4. Kingship and Covenant Psalms
These Psalms celebrate and affirm loyalty to God as King, the theocratic king, and God’s covenant. This category has three subcategories. First, divine kingship psalms celebrate the LORD’s sovereign rule over the universe. The psalms in this category are Psalms 24, Psalms 29, Psalms 47, Psalms 93, Psalms 95, Psalms 96, Psalms 97, Psalms 98, and Psalms 99. Second, theocratic kingship psalms, generally known as “royal psalms,” celebrate the Davidic dynasty and the universal kingdom. These psalms are joined by their focus on Israel’s earthly king. Further, they have the Davidic Covenant in 2 Samuel 7 (also 1 Chronicles 17) as their foundation. Finally, they may focus on the importance of the Davidic line and its relationship to God, as in Psalms 2, Psalms 89, and Psalms 132. Psalms 18 is a royal thanksgiving psalm. Psalms 20 requests God’s blessing on the king. Psalms 45 focuses on a royal wedding. Therefore, the focus of these psalms is the Davidic king, but it can refer to various phases of kingship. The remaining royal psalms are Psalms 21, Psalms 72, Psalms 101, Psalms 110, and Psalms 144. The royal psalms are especially significant for Christians because they provide the background and find their culmination in our Lord Jesus Christ. Third, two psalms, Psalms 50 and Psalms 81, are intended to encourage Israel to renew her allegiance to God and the Mosaic Covenant (Fee and Stuart, How to Read the Bible, 213).
5. Songs of Trust
These are dominated by their emphasis on trusting God and the safeguard that trusting in God produces. Though enemies surround David in Psalms 11 and Psalms 23, he puts his trust in the LORD, and from this, he finds security. In Psalm 121, the worshippers traveling to Jerusalem were faced with danger, yet they focused their eyes of faith on the LORD. In Psalms 131, the psalmist’s submissive trust in his LORD is graphically compared to a weaned child with his mother. Other psalms in this grouping are Psalms 16, Psalms 62, Psalms 63, Psalms 91, and Psalms 125.
6. Wisdom Psalms
Psalms of Wisdom have a didactic nature and emphasize the Torah as fundamental for blessing. In addition, they contrast the lifestyle of the righteous with that of the wicked. Two rhetorical elements that dominate this genre are the blessing pronouncement and the use of similes. Psalms in this category are Psalms 1, Psalms 15, Psalms 36, Psalms 37, Psalms 49, Psalms 73, Psalms 112, Psalms 119, Psalms 127, Psalms 128, and Psalms 133.

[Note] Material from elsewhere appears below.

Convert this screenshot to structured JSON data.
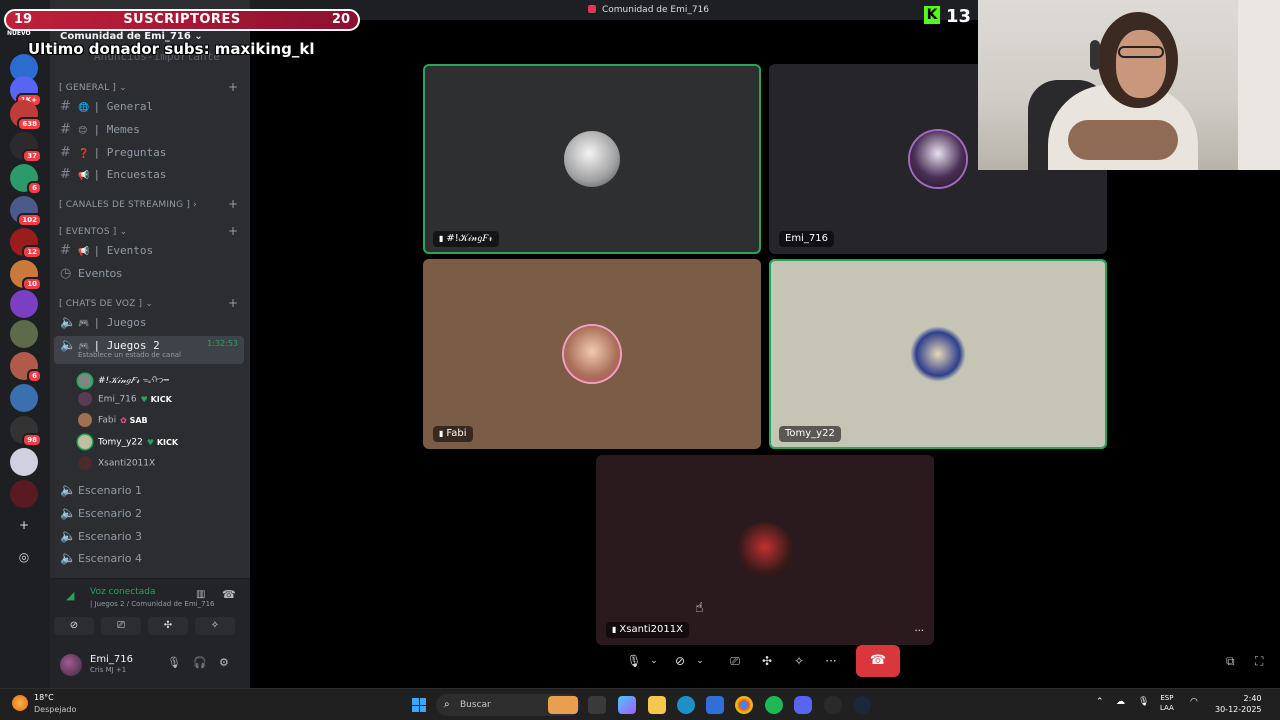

Whether consciously or unconsciously, we recognize genre whenever we read a psalm, as well as any portion of the Bible. For example, when reading Joshua 1, we know it is history; and looking at the Psalter, it is evident that each psalm is poetry. The poetic genre of the Psalms is a general literary category. More precisely, Psalms 13 is an individual lament, as v. 1 indicates (“How long, LORD? Will you forget me forever? How long will you hide your face from me?”).
To assist in a more precise reading of the Psalter, I recommend that you read Fee and Stuart’s chapter, “The Psalms: Israel’s Prayers and Ours” (How to Read the Bible for All Its Worth) and Longman’s How to Read the Psalms. As you read the Psalms, both sources will assist in identifying each Psalm’s genre. May God help us to master Israel’s hymnbook and ours.